Environmental Resources Trust doesn't see it that way. It says that polluting companies, like American Electric Power and Duke Energy, which both trade on the Chicago Climate Exchange, could theoretically claim the same reduction as a wind power producer operating on the same grid, resulting in double counting of the same carbon reduction. Imagine a wind farmer sells renewable energy onto the grid, and sells Recs that claim an amount of CO2 that's been reduced because of that clean energy production. Then, a power company on the same grid burns less coal because of the clean energy from the wind farms, and notices reductions in CO2 pollution coming out of its stack. So, the power company can turn around and claim that reduction on the Chicago Climate Exchange, selling the credit to someone else. To avoid that scenario, some wind producers state in their contracts with utilities that the wind farmer can make the carbon-claim, not anyone else.

In a regulated market, many of these problems would be sorted out. The carbon reduction would be assigned to either the wind farmer, who created the clean energy, or the utility, where reduced emissions occurred. In the Northeast, where regional regulations of C02 are set to go into effect before the end of the decade, renewable energy producers are now lobbying hard for the right to make that carbon claim. In the rest of the country, Evan Ard, spokesperson for Evolution Markets, a broker of environmental commodities in White Plains, N.Y., says the interested parties are unlikely to sort out these differences among themselves. In early May, the industry held a conference in New York to discuss how to make the markets more transparent for consumers, companies and traders who want to buy and sell credits. Yet, after the event, Ard wasn't convinced that the industry could come up with a voluntary set of rules, which everyone would agree to abide by. "There will never be a clear standard," he say. "The only person who can set a clear standard is the government."

So far, the Environmental Protection Agency has been no help. There's nothing like a USDA Certified Organic stamp for carbon offsets. After all, there's no federal regulations on carbon dioxide emissions from polluting industries. So it's not surprising that the feds have not leapt in to monitor the ones being sold to consumers. Multiple representatives from the agency refused to comment.

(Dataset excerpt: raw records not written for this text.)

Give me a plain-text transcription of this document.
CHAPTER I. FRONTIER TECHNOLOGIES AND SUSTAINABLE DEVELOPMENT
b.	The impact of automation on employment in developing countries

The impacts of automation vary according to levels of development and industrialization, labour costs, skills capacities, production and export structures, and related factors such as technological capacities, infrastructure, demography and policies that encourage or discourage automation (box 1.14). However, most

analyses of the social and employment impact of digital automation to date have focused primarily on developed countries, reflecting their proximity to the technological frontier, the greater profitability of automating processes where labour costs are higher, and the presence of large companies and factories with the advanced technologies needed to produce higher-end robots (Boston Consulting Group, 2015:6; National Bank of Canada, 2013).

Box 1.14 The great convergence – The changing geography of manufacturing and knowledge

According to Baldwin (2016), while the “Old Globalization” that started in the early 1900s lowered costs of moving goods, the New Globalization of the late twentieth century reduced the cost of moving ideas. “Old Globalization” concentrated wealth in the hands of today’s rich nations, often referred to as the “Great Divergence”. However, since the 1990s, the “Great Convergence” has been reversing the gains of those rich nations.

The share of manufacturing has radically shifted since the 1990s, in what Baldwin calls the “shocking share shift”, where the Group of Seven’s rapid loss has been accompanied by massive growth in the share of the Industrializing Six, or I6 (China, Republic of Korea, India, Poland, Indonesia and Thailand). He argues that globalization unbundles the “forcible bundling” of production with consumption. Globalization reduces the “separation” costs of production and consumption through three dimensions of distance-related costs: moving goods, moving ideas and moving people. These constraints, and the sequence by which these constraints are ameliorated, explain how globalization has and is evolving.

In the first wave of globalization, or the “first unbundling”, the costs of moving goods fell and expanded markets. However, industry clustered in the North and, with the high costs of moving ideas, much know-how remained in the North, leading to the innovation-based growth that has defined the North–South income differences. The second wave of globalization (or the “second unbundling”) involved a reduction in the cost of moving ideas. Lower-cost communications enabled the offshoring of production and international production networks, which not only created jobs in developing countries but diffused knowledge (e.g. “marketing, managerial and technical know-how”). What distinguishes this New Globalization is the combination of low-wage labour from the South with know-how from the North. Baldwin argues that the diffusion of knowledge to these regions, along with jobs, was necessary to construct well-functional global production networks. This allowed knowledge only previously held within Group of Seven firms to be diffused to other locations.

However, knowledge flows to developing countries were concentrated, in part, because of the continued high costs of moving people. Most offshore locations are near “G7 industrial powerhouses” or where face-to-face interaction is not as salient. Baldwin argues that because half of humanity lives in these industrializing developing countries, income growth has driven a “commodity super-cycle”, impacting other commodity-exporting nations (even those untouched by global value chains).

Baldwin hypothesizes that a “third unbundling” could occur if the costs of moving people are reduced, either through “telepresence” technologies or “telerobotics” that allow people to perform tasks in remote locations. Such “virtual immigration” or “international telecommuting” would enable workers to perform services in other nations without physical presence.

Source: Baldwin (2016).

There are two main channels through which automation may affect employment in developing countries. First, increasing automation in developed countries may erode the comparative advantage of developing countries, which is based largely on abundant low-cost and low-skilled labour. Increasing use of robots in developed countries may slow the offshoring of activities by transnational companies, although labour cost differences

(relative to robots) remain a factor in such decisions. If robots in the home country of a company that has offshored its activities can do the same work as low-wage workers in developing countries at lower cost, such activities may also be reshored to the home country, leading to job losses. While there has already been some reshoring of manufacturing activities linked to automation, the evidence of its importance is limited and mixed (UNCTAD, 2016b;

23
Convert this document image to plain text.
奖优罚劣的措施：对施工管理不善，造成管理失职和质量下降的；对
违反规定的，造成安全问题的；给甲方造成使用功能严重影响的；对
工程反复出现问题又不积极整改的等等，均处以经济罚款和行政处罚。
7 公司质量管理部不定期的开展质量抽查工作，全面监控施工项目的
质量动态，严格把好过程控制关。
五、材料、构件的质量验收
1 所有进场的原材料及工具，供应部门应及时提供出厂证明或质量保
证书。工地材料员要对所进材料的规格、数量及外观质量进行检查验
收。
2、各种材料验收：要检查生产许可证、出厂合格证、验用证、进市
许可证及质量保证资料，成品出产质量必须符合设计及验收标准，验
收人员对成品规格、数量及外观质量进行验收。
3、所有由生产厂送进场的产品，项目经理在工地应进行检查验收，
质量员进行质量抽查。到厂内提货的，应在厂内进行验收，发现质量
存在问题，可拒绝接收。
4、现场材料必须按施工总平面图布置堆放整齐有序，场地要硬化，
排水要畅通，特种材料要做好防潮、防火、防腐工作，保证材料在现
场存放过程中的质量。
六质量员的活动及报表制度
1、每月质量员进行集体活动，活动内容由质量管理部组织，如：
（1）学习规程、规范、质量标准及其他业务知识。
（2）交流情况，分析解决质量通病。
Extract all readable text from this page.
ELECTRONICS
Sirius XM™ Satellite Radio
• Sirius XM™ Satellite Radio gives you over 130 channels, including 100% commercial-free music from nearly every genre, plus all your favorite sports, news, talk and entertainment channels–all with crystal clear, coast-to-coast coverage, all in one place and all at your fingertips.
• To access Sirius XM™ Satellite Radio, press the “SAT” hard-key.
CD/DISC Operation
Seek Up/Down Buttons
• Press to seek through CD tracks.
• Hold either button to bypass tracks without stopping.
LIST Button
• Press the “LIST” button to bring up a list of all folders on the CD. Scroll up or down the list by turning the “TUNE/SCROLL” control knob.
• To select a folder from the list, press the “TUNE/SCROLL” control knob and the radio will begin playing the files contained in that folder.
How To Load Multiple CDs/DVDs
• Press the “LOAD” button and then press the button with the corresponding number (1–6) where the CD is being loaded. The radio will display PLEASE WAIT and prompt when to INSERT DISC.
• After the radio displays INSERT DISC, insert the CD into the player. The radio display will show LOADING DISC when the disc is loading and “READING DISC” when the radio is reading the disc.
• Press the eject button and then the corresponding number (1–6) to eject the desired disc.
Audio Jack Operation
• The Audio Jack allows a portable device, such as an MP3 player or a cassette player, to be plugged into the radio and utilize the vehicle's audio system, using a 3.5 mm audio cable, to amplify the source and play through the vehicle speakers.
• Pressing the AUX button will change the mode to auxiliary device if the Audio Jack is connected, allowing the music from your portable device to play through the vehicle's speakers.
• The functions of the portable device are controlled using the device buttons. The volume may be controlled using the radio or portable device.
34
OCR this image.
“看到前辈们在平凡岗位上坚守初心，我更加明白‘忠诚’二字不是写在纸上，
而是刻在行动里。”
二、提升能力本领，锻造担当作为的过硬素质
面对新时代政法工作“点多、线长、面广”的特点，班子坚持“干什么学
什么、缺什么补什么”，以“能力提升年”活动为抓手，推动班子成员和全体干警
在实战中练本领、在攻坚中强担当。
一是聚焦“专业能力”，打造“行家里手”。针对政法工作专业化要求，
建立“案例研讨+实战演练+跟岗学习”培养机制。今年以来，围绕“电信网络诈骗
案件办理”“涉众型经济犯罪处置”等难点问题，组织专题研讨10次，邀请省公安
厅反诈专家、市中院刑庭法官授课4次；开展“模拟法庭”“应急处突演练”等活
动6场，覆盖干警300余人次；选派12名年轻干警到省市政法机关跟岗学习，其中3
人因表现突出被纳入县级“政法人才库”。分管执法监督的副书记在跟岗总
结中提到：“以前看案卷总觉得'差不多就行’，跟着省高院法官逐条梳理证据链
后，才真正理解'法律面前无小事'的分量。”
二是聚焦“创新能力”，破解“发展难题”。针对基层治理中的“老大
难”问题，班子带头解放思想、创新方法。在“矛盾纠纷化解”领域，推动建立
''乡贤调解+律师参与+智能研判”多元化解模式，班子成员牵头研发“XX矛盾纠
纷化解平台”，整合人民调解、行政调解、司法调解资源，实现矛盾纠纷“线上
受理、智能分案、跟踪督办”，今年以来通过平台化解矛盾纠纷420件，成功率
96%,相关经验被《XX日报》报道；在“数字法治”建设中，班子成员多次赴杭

Yet with such an intangible product -- the reduction of a gas that can't be seen, tasted or smelled -- and prices that vary from $5.50 a metric ton to $30 a metric ton, marketing competition among the groups selling them can get heated. Earlier this year, when Carbonfund bought renewable energy certificates that had been generated by the Rosebud Sioux Tribe Wind Turbine Project from a third party, and bragged about it on its Web site, NativeEnergy was not amused.

NativeEnergy, which develops renewable energy projects, is majority-owned by the Intertribal Council on Utility Policy. The Rosebud Sioux Tribe Wind Turbine Project was one of its first and most high-profile undertakings. "They did not earn the right to use the tribe's name or project because they did not buy from the tribe, but that's what their materials said, and that's misleading," says Billy Connelly, marketing director for NativeEnergy. A lawyer for the Rosebud Sioux Tribe asked Carbonfund to take down the references on the Web site, which it did, but the original press release announcing the purchase still lives online. "Carbonfund purchased 625 megawatt hours renewable energy certificates generated by the Rosebud Sioux Tribe wind turbine," says the Carbonfund's president, Eric Carlson. "That is not in dispute. Clearly, you have several high-priced groups that are trying to protect their position in this little market."